Parkinson plans title assault

By Steve Jancetic

WHEN Coolangatta surfer Joel Parkinson found out he was to become a father for the first time this year, he wrote off his chances of contending for the World Championship Tour (WCT) title. Parkinson decided to skip the WCT events in Tahiti and Fiji to be at home for the birth of his daughter. But a string of top performances propelled him to No.4 in the world and he reassessed his title prospects heading into this week's Boost Mobile Pro at Trestles in California. "When I knew I'd miss those two, I thought I didn't really have a chance," Parkinson said by telephone from California this week. "I kind of thought next year's my year. "But I'm not giving up on this year. I'm going 110 per cent." Parkinson will be able to drop his worst two results, his two no-shows, when the final rankings are tallied but it means he can't afford any more poor events. At Trestles, he will be looking to go one better than in Japan earlier this month when he lost the final to American CJ Hobgood on the last wave. Although conditions weren't too good yesterday when he went for a surf with fellow Tweed Coast surfer Mark Occhilupo, Parkinson was hopeful that conditions would pick up for the start of the event. "It's the closest thing in surfing to a skateboard park.

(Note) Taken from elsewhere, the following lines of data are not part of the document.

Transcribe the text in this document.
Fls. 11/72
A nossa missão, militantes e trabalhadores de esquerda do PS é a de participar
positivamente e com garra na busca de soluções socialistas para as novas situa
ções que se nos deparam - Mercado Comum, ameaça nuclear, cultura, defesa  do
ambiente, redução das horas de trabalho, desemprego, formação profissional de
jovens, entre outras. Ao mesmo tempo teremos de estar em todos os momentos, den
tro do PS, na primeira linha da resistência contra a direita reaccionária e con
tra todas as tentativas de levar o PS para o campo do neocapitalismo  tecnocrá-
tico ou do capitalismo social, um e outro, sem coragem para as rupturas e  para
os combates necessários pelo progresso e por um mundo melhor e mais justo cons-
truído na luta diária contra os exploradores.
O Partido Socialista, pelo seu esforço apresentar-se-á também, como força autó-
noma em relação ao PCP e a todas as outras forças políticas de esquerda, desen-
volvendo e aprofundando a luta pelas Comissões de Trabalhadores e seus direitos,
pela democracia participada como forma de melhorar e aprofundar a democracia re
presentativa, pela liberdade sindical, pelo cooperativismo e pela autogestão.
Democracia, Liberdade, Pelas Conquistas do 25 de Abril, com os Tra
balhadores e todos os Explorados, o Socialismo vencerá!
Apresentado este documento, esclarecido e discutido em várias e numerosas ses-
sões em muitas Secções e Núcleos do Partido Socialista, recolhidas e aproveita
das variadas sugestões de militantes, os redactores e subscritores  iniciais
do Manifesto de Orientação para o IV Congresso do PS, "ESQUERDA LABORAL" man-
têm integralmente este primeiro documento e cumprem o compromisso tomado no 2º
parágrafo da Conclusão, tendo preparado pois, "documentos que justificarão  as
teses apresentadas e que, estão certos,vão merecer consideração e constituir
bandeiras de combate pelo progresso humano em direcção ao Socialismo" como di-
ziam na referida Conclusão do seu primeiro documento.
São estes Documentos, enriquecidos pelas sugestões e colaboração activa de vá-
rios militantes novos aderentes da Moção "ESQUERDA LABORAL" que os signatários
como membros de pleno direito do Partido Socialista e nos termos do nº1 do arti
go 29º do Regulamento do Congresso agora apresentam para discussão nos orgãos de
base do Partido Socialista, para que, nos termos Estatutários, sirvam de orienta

It's a really easy wave to surf," he said. "You really have to light the wave up, make it look exciting, do an aerial and all that stuff, to make the judges sit up and take notice." Parkinson was drawn in the same first-round heat as American Kalani Robb, who showed good form in reaching the semifinals in Japan. Defending twice world champion Andy Irons is leading the points this year from fellow Americans Hobgood and six-time world champion Kelly Slater. Parkinson, who won at Bells Beach in Victoria before he took his three-month break, thinks good friend and former world champion Occhilupo will be the one to watch at Trestles. "The way he's been surfing, he should be a lot higher (in the rankings) than what he is, he's just been unlucky a couple of times," Parkinson said. A total of 23 Australians are in the 48-man field. Unlike other events which have a two-week waiting period for the best surf conditions, contests at Trestles are held on set days due to state park regulations.